To the uninitiated artist here are warning signs someone is trying to use you: They want you to sign more than 10 copies of the same book. They want to buy a lot of your stuff but only at a discount. They want more than one drawing or commission. They don't want commissions personalized. They want overly complex commissions for a miserly amount. They want to photograph your art. They want access to files or scans of your art. They want to sell your stuff for you. They want access to your original work. Get in the practice right now of just telling people "NO!" Don't waste your time and energy on trying to please users, focus on your real fans. When dealing with store owners, convention planners, art dealers. Talk to other artists and professionals find out who is honest and who isn't (it is a small industry), and just be on guard.

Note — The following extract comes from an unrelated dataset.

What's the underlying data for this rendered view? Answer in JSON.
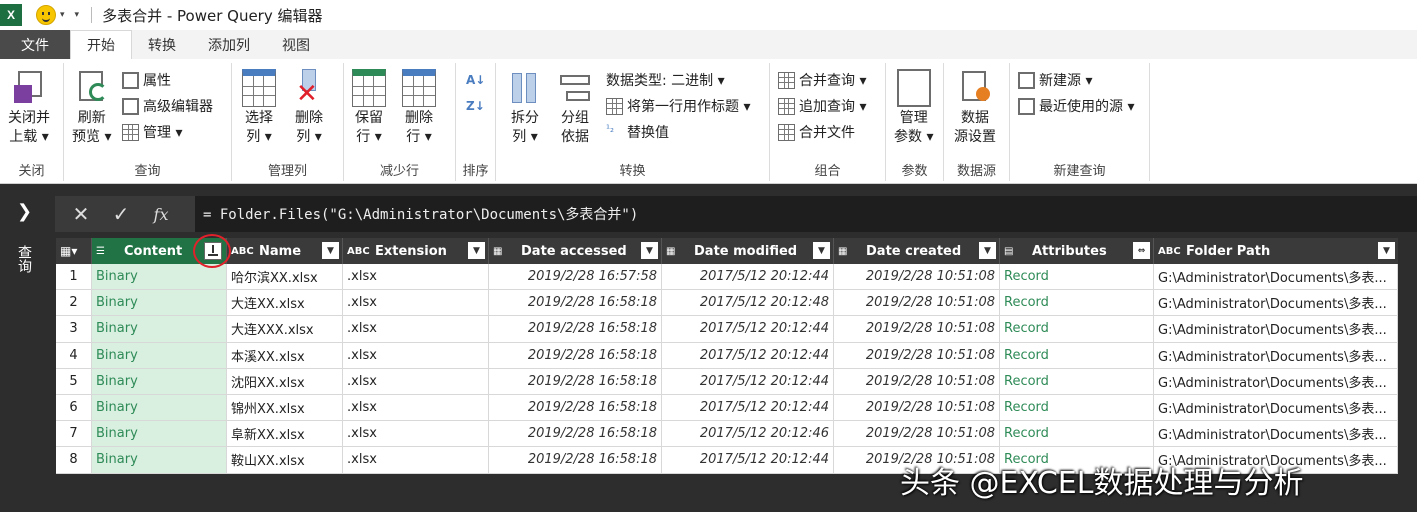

P.S. I got a phone call from some people I work with who wanted to know if they did something to warrant this response and it occurred to me that there might be people speculating as to who caused this post. I'm not going to focus on the guilty party but here are a list of people who help me more than I deserve, and have my utmost praise: Scott Kress, Jacob Young, Jemma Martel Young, Steven Pulawa, Bryan Sharp, Jimmy Jay, Tiziano De Santis, Tushar S Vajir, Raymond Terrazas, and many many others. If this post caused any speculation to your character and your integrity I deeply and sincerely apologize.
Posted by Chad Hardin at 7:38 PM
Thursday, June 18, 2015
Okay guys, here is what I'm doing about commissions. I'm only doing quick sketches, and I'm toying around with the idea of doing a commission lottery. Here is what I'm thinking: I'm only going to be doing them at conventions. THAT IS IT. I'm thinking if you buy a quick sketch on one of my sketchbooks for $60 US I enter your name in for the chance to win a copic duo-tone head-shot commission FOR FREE! with the option to buy an upgrade to 11x17 or full-body or whatever but only if you win. I usually do about 50 quick sketches a show so that's about a one in fifty chance.That way you still have a chance to get a commission but I don't kill myself trying to do one for everybody. What do you think?